Die Mitglieder der Künstlerinitiative beklagen mangelnde Unterstützung durch das Land Berlin bei ihren Bemühungen um den Erhalt des Mauersegments. Alavi forderte Parkverbotszonen entlang der Open-Air-Galerie, um die Sichtbehinderung auf die Motive zu verhindern sowie eine feste Zusage über den dauerhaften Erhalt der Bilder als Kulturdenkmal.
Parallel zu den laufenden Sanierungsarbeiten sind bis zum Herbst verschiedene Begleitveranstaltungen an der East Side Gallery geplant. Noch bis zum 27. Juni ist eine Installation aus 50 Schirmen des italienischen Künstlers Giampaolo Talani zu sehen. Außerdem wird die East Side Gallery im Oktober Bestandteil des Festivals of Lights sein.

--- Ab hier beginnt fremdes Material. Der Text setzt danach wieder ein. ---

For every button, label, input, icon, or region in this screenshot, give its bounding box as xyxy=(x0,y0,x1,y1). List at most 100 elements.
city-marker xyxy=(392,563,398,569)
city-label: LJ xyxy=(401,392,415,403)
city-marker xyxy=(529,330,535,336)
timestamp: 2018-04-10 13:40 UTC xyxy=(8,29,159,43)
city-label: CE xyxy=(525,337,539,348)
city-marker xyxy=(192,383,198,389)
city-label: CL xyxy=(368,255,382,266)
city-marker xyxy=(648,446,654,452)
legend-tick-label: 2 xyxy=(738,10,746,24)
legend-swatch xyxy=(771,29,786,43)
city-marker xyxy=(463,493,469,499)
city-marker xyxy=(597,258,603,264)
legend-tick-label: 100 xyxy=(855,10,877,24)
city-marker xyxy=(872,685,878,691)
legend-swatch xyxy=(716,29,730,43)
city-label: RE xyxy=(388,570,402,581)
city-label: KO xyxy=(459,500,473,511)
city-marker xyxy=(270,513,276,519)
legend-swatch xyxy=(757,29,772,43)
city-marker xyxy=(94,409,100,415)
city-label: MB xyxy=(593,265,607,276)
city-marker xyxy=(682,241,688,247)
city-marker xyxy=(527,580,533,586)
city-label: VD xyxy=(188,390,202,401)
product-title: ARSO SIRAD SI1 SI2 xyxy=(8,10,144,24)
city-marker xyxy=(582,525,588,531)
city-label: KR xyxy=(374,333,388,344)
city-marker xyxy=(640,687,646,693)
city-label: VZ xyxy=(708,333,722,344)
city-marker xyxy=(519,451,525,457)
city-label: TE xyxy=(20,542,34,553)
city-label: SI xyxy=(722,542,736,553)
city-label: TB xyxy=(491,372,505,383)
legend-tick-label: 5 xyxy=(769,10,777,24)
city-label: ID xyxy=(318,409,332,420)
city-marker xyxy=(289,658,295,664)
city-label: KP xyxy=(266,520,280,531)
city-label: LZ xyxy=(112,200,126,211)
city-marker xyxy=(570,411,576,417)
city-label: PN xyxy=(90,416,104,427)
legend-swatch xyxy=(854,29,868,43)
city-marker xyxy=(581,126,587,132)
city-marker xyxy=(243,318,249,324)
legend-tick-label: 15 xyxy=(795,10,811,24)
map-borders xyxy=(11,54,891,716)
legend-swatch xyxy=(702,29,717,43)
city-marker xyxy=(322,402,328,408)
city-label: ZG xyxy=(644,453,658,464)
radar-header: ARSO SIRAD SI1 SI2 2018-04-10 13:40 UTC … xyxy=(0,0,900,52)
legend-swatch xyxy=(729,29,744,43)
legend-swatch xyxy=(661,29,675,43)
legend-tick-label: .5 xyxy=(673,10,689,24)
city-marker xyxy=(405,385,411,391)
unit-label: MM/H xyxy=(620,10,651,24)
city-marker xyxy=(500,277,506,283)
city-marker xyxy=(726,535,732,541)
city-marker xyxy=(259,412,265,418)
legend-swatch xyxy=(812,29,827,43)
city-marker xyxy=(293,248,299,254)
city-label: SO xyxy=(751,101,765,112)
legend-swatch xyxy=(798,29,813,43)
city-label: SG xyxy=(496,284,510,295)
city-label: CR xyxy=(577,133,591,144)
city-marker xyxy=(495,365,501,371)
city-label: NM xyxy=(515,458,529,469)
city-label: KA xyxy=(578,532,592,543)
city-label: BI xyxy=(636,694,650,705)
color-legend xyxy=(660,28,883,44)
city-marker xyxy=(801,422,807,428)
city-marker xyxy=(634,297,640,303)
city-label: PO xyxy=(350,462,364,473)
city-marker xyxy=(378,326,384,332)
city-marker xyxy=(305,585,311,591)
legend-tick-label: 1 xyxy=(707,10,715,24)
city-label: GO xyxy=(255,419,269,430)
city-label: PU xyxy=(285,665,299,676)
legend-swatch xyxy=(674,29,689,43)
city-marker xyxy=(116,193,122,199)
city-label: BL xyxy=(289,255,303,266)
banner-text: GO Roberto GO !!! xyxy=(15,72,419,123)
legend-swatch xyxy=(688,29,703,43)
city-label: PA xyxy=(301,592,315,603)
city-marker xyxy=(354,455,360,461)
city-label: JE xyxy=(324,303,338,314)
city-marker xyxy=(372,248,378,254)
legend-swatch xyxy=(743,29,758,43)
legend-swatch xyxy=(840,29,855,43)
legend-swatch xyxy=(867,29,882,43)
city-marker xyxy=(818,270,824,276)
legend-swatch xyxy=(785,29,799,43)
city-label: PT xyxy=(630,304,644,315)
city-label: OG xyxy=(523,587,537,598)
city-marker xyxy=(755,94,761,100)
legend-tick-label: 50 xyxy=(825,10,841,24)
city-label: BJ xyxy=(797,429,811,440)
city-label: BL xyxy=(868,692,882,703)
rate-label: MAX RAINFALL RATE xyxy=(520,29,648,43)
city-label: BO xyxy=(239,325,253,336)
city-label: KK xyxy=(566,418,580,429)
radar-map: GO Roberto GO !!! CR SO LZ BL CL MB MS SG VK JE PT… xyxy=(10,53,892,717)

Im Oktober 2008 hatte die Betonsanierung des 1300 Metern langen Abschnitts der alten Berliner Mauer im Stadtteil Friedrichshain begonnen. Für die Arbeiten stehen 2,5 Millionen Euro vom Land Berlin, dem Bund und aus Lottomitteln zur Verfügung. 91 der ursprünglich 118 Künstler aus aller Welt beteiligen sich an der Aktion. (ddp)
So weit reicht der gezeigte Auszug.